Despite its strengths, procurement has historically been considered a weak point in many services. Compared to other industries, this sector is lagging behind in procurement maturity, and the results are expensive. Without a strategic approach, projects can run 20-40% over budget, forcing resources into a difficult choice: absorb excess or delay important improvements. To address the industry’s growing challenges, utilities must elevate procurement from a transactional function to a strategic powerhouse. Here are some top actions that can close the gap: 1. Build strong partnerships with your business partners: Position procurement as an enabler of reliability and performance growth—not a cost watchdog. Embed procurement early in planning cycles, align division strategies with long-term operational and capital plans, and deliver business-critical collaborative outcomes. 2. Diversify suppliers to build resilience: Lock in contracts for durable goods and identify alternative sources of critical parts and materials. Then expand these efforts to find other suppliers for as many procurement portfolios as possible. Some suppliers offer backup during supply chain disruptions and can also provide financial savings. In addition, expand regional manufacturing partnerships, and explore building partnerships with key sectors. 3. Develop procurement talent: Build a skilled procurement team through targeted hiring, continuous professional development, and specialized consultant partnerships. 4. Embrace procurement and analytics: Predictive data enables smarter long-range budgeting, more accurate case planning, and stronger recovery strategies. 5. Create a more efficient purchasing center: A central hub of spend data, supplier status, and project milestones streamlines decision-making and speeds execution. 6. Improve relationships with suppliers: Treat suppliers as strategic partners and customers, allowing the team to unlock better value, encourage innovation, and strengthen sustainability and sustainability practices.
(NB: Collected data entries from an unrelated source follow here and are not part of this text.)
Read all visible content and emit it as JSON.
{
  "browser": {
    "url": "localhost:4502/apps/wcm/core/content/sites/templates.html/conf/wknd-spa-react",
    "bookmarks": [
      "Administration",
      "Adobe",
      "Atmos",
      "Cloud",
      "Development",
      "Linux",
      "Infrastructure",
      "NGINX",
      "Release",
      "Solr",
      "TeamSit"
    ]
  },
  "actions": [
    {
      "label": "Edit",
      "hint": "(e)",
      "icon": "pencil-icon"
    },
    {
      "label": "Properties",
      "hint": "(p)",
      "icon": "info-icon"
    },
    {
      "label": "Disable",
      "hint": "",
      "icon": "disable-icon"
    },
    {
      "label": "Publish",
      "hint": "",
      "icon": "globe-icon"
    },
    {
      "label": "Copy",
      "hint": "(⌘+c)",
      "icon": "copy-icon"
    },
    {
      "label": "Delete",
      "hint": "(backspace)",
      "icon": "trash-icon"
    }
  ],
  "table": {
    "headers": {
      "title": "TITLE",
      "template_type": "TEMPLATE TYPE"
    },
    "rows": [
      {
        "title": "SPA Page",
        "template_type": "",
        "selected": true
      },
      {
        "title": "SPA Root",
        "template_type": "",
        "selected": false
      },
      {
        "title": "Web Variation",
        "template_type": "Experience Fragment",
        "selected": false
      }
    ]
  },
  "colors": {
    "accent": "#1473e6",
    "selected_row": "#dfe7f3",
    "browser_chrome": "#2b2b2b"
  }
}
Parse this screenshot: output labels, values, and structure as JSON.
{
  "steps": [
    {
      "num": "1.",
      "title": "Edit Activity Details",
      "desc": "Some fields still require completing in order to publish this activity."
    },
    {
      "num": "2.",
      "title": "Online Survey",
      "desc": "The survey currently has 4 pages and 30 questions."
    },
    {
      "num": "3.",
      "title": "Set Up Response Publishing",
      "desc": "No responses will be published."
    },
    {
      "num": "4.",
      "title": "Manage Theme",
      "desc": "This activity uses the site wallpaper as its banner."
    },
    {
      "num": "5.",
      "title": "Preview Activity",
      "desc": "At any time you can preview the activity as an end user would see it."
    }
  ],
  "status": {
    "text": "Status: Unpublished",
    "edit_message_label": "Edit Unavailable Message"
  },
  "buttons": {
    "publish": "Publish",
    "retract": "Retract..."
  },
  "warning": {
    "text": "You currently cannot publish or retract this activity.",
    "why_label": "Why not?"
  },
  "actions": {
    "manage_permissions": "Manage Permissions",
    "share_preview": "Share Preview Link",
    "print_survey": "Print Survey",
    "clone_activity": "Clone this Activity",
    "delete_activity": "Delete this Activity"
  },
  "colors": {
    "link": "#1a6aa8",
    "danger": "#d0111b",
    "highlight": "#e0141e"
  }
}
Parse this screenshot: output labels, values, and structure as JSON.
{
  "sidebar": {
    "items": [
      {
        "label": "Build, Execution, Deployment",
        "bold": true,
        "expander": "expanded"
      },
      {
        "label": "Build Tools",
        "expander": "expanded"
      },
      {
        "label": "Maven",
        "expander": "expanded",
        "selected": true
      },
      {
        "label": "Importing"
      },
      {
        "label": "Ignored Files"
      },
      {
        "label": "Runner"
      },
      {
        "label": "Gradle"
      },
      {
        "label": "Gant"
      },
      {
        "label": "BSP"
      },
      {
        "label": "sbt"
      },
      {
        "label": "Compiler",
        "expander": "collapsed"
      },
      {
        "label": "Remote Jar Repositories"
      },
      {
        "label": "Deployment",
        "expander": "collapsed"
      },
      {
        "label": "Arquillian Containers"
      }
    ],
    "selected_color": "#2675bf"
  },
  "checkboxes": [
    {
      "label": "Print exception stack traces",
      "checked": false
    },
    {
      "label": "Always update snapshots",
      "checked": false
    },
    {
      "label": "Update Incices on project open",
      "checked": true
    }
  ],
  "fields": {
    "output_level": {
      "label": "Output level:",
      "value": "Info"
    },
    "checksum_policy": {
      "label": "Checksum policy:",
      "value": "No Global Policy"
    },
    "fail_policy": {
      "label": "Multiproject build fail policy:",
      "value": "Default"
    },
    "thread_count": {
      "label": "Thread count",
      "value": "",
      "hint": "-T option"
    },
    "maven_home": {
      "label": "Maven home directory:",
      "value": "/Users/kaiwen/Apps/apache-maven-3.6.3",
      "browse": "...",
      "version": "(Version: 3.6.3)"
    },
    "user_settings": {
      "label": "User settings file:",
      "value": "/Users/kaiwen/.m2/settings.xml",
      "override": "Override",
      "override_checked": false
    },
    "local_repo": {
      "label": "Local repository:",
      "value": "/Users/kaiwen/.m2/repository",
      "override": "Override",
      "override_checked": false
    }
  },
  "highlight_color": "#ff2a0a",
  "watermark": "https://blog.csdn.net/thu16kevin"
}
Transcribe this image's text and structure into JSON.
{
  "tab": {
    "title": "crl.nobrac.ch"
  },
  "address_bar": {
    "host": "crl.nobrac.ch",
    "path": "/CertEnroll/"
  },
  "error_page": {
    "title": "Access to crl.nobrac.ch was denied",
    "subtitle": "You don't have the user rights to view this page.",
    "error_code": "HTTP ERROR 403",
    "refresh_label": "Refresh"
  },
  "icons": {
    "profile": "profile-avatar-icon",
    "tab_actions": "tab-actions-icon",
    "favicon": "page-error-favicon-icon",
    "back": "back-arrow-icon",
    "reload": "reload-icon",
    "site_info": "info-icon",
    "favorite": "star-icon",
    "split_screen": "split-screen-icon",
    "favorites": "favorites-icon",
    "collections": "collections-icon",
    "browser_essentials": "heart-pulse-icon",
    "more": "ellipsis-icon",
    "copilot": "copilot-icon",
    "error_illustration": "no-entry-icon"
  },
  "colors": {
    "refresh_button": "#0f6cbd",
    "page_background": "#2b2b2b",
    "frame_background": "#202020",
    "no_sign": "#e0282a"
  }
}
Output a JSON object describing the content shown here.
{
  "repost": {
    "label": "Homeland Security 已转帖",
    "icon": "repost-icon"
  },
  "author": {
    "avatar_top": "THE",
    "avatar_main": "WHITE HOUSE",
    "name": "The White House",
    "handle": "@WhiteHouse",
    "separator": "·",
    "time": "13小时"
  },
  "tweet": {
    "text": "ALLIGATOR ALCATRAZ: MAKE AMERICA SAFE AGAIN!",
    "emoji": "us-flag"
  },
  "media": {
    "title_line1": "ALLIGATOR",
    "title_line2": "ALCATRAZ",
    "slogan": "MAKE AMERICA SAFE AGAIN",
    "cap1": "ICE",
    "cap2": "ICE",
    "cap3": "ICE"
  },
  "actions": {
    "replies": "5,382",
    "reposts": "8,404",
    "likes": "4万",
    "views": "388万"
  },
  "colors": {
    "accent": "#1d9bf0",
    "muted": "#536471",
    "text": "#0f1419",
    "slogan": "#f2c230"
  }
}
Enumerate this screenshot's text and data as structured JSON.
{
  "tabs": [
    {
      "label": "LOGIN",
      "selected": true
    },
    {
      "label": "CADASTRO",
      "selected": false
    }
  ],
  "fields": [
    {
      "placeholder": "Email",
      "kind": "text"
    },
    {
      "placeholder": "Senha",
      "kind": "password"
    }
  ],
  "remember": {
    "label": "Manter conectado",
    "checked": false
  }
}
Utilities are operating under unprecedented, interconnected pressures—and procurement is now at the center of how those pressures are managed. When proposed as a core capacity builder, procurement becomes a force for multiplying T&D operations, allowing resources to meet immediate demand, secure critical supplies, and reduce the risk of costly disruptions before they arrive on site. For an in-depth look at how procurement can transform resource operations in an era of disruption, check out ProcureAbility’s latest information on: “Charged for Change: Transforming Procurement in an Era of Disruption.” Conrad Snover is the CEO at ProcureAbility. Snover Conrad leads the firm’s vision and growth with a focus on customer success, talent and culture, and continuous innovation in procurement and supply chain services. He is deeply committed and experienced in helping global organizations transform procurement from a transactional function to a strategic, business value driver.